Sustaining the Medellin Miracle

By Anthony Faiola
Washington Post Staff Writer
Friday, July 11, 2008

MEDELLIN, Colombia -- This labyrinthine metropolis transformed over the course of a decade from a battlefield of drug lords, paramilitaries and leftist guerrillas into one of the safest, most dynamic cities in Latin America. Visionary inner-city renewal projects and a push to take back the lawless hillside slums by force deserve credit, but many here hail an unsung hero in Medellin's urban miracle -- globalization.

Exports surged in the 1990s as the United States granted temporary trade preferences to Colombia, allowing many of its products to enter the world's largest market duty-free. They really took off after 2002, when Washington expanded that agreement to include Colombia's all-important textile sector. Humming assembly lines making Ralph Lauren socks and Levi's jeans sprang up across this picturesque Andean valley, creating tens of thousands of jobs and turning Medellin into a model of the curative power of liberalized trade.

Yet the renaissance of a city best known outside Colombia for years as the base of Pablo Escobar and the Medellin cartel is entering a period of uncertainty that illustrates just how fragile such gains can be. The city's export industry has begun to slip backward, officials here say. It happens as Colombia and many developing nations are struggling to maintain their edge in the increasingly competitive world of global trade.

Inside the three sprawling factories of Crystal, a major textile maker here, the workforce doubled to 11,000 between 2001 to 2006 as the company's U.S. sales surged. But following several local apparel makers, it has eliminated hundreds of jobs as contracts have dried up over the past 18 months.

The weakening dollar, which has shed almost 40 percent of its value against the Colombian peso in two years, has made it even harder to compete with cheaper production costs in China, where officials in Beijing are managing the exchange rate, cushioning the dollar's fall to help Chinese exporters. Since 2005, Colombia's textile and apparel exports to the United States dived 30.8 percent while China's soared by 44.3 percent.

Colombia is also up against a resurgent global backlash to free trade -- including in the United States, the country that had spent the past two decades cajoling Latin America to open its markets. An election-year debate has politicians in Washington blaming globalization for the loss of U.S. jobs, holding up a vote in Congress on a free trade agreement with Colombia. That bill would make the current trade preferences permanent while allowing most U.S. products to enter Colombia duty-free.

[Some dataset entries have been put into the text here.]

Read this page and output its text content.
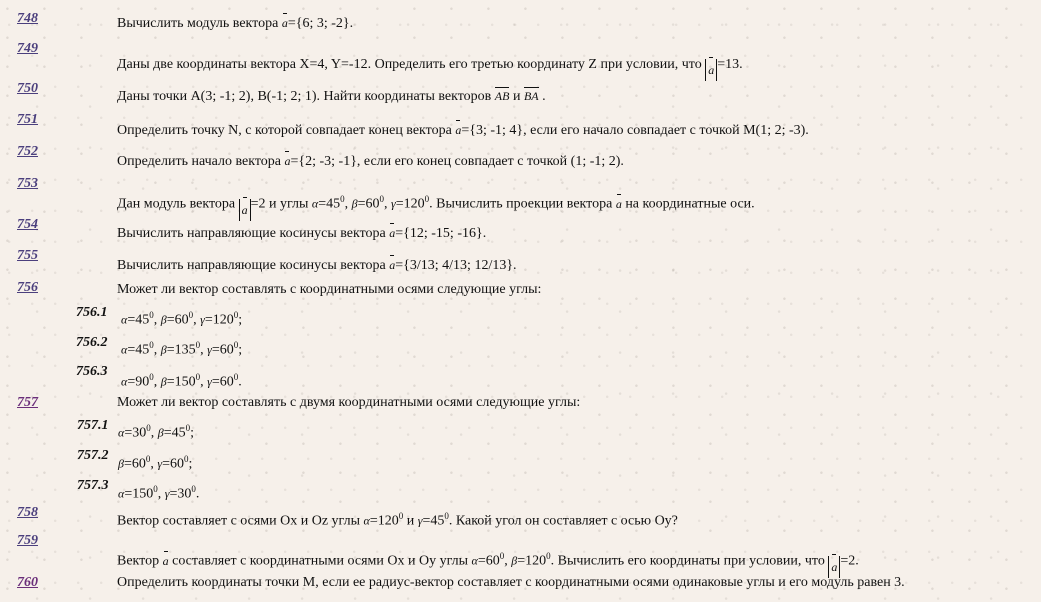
748	Вычислить модуль вектора a={6; 3; -2}.
749
Даны две координаты вектора X=4, Y=-12. Определить его третью координату Z при условии, что a =13.
750
Даны точки A(3; -1; 2), B(-1; 2; 1). Найти координаты векторов AB и BA .
751
Определить точку N, с которой совпадает конец вектора a={3; -1; 4}, если его начало совпадает с точкой M(1; 2; -3).
752
Определить начало вектора a={2; -3; -1}, если его конец совпадает с точкой (1; -1; 2).
753
Дан модуль вектора a =2 и углы $\alpha=45^0$, $\beta=60^0$, $\gamma=120^0$. Вычислить проекции вектора a на координатные оси.
754
Вычислить направляющие косинусы вектора a={12; -15; -16}.
755
Вычислить направляющие косинусы вектора a={3/13; 4/13; 12/13}.
756	Может ли вектор составлять с координатными осями следующие углы:
756.1 $\alpha=45^0$, $\beta=60^0$, $\gamma=120^0$;
756.2 $\alpha=45^0$, $\beta=135^0$, $\gamma=60^0$;
756.3
$\alpha=90^0$, $\beta=150^0$, $\gamma=60^0$.
757	Может ли вектор составлять с двумя координатными осями следующие углы:
757.1 $\alpha=30^0$, $\beta=45^0$;
757.2
$\beta=60^0$, $\gamma=60^0$;
757.3
$\alpha=150^0$, $\gamma=30^0$.
758
Вектор составляет с осями Ox и Oz углы $\alpha=120^0$ и $\gamma=45^0$. Какой угол он составляет с осью Oy?
759
Вектор a составляет с координатными осями Ox и Oy углы $\alpha=60^0$, $\beta=120^0$. Вычислить его координаты при условии, что a =2.
760	Определить координаты точки M, если ее радиус-вектор составляет с координатными осями одинаковые углы и его модуль равен 3.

Colombia remains a vocal proponent of free trade at a time when the loudest voices in the region are against it. In neighboring Venezuela, Colombia's second-largest trading partner, President Hugo Chávez is shifting the country toward socialism, nationalizing industries and barring the doors to free trade. He has signaled Venezuela's intent to pull out of a regional trading bloc that includes Colombia and has sharply reduced quotas on Colombian-made cars. In recent months, that decision has forced Sofasa, a leading automaker in Medellin, to reduce shifts and lay off 600 workers.

Companies say doubts about Colombia's future trading relationship with the United States have been a factor in a recent flow of jobs from Medellin into Central America, where a bloc of nations sealed a free trade agreement with the United States in 2006.

"If my client is wondering if a pair of socks made in Medellin will make it to the U.S. duty-free this time next year, they will just go to Central America," said Luis Fernando Restrepo Echavarría, Crystal's president. "That's exactly what they're doing."

A Flower Revolution

On the eastern outskirts of Medellin, the emerald foothills of the Andes give way to acres of blinding color. Expansive greenhouses filled with blooming purple pompons, yellow chrysanthemums and white lilies carpet the dark earth. This is how Colombia's export revolution began -- with flowers.

In 1991, with Medellin's ghettos convulsing in cocaine wars and leftist guerrillas infiltrating the city, the U.S. government extended a lifeline to Colombia and other Andean countries plagued by drug violence. It granted them renewable "trade preferences," providing local manufacturers the right to sell their wares in the United States without paying tariffs. It gave Colombian flower exporters the competitive edge they needed to dominate the U.S. market. Today, Colombian flowers make up roughly 90 percent of all those sold in the United States.

Here, it created jobs -- jobs that some analysts argue are the kind that U.S. workers should be willing to give up in the era of globalization. These labor intensive and minimum wage jobs in the United States are often filled by undocumented immigrants, but in this region, they provide a lifeline for rural people. Many of the U.S. companies in California and Texas that once grew flowers adapted and evolved into suppliers and distributors of flowers grown here, where a single stem can be planted, irrigated, trimmed, cut and packaged for about $1.